Como sempre e por causa do tipo de construção, os barulhos do vizinho andando no andar abaixo do seu apartamento pareciam vir dos quartos, na mansarda acima da sala. A sobrinha que estava de visita, uma típica criança de apartamento de cidade grande, logo estranhou:
– Tio, que barulho é esse?
– Barulho?
– É! A tia está lá em cima?
– Não, sua tia está aí ao lado, na cozinha…. Ah, você está falando desses passos?
– Tô! Tem gente lá em cima?
– Ninguém, querida. Aliás, isso aí é uma história muito triste. Quando estavam construindo esses chalés, um operário resolveu dormir na hora do trabalho em pleno buraco onde hoje é o porão, veja você. O pessoal da obra não notou e encheu o local de cimento, enterrando o pobre coitado vivo. Aí, todas as noites ele anda pelos quartos e corredores mas, não sei porque, tem uma predileção especial pelo nosso!
– Tia, cadê você, eu quero voltar pro Rio!
Os olhos da menina estavam arregalados e para piorar, a cachorra resolveu se posicionar no início da escada e latir furiosamente para cima.
– Júnior, eu ouvi! Que maluquice é essa Ô minha querida, seu tio é um idiota que só fala besteira. Você não vê que essa história é uma maluquice só Nunca morreu ninguém e esse barulho é normal nesse tipo de construção.
– Puxa vida, desculpe, eu só estava brincando. Olha, vamos subir e você vai ver que está tudo vazio. Não tem ninguém no andar de cima.
– Eu não quero ir lá em cima, eu quero voltar pra casa!
– Ô menina, não precisa chorar, vai, além do mais sua tia vai ficar puta da vida….
– Júnior! Olha o palavrão!
-…. Atacada comigo! Tá bom, eu vou cobrir o fantasma de porrada e ele vai embora, está bom assim?
– Vamos os três lá no segundo andar e você vai ver que isso tudo é fantasia e os barulhos vem mesmo é do apartamento de baixo.
– Será tia?
– Claro, olha só, o quarto de hóspedes está completamente vazio e aqui no nosso quarto só tem mesmo aquele baratão na cortina… Ai, que horror, aquilo é um monstro, tira já de lá.

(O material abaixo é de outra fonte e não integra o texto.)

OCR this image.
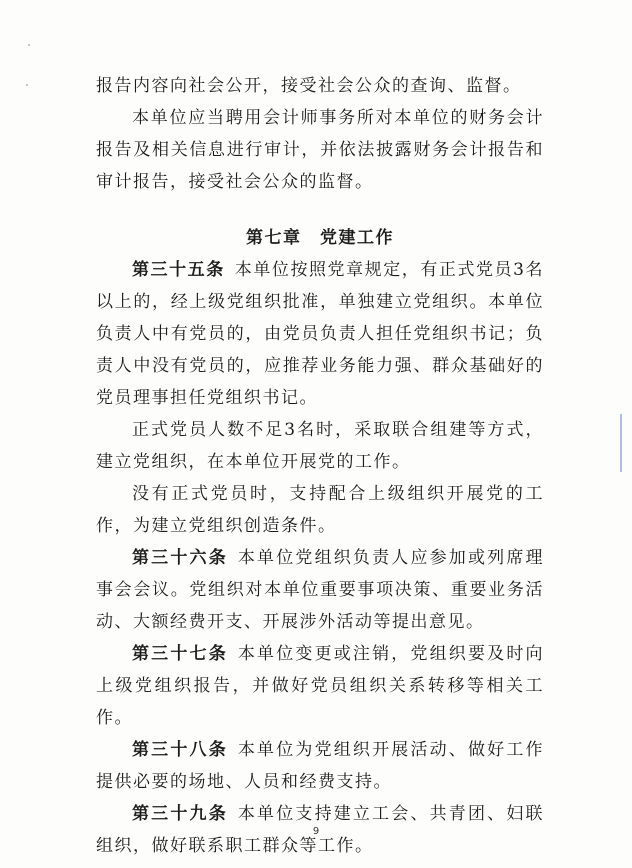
报告内容向社会公开，接受社会公众的查询、监督。

本单位应当聘用会计师事务所对本单位的财务会计报告及相关信息进行审计，并依法披露财务会计报告和审计报告，接受社会公众的监督。

第七章　党建工作

第三十五条 本单位按照党章规定，有正式党员3名以上的，经上级党组织批准，单独建立党组织。本单位负责人中有党员的，由党员负责人担任党组织书记；负责人中没有党员的，应推荐业务能力强、群众基础好的党员理事担任党组织书记。

正式党员人数不足3名时，采取联合组建等方式，建立党组织，在本单位开展党的工作。

没有正式党员时，支持配合上级组织开展党的工作，为建立党组织创造条件。

第三十六条 本单位党组织负责人应参加或列席理事会会议。党组织对本单位重要事项决策、重要业务活动、大额经费开支、开展涉外活动等提出意见。

第三十七条 本单位变更或注销，党组织要及时向上级党组织报告，并做好党员组织关系转移等相关工作。

第三十八条 本单位为党组织开展活动、做好工作提供必要的场地、人员和经费支持。

第三十九条 本单位支持建立工会、共青团、妇联组织，做好联系职工群众等工作。

9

– Mas que barata o quê,é um besouro que não faz mal pra ninguém, basta pegar com cuidado e jog….
– Você não vai colocar a mão nessa “coisa”. Virgem, ele voa!
– Gente, já está tarde, vocês vão acordar toda a vizinhança, logo tem polícia aí na porta. Faz o seguinte, desce com a menina que eu vou tirar o bicho assim que ele parar de dar rasantes na minha cabeça e pousar em algum lugar.
Não deu outra: pegou o cascudão com todo o cuidado e o soltou na varanda, fechando a porta para que ele não voltasse.
De repente, a gritaria recomeçou:
– Jesus, Maria, José, o besouro está aqui na sala, entrou voando pela janela da cozinha Desce logo, tira ele daqui!
– Eu quero voltar pro Rio, essa casa da tia é muito ruim, tem “obrário” morto e “bizorro” grandão!
– Gente, eu vou matar esse filho da pu….
– Não tio, não mata não! Aí vão ser dois fantasmas na casa. Me leva de volta pra minha mãe!
O final de semana com a sobrinha prometia.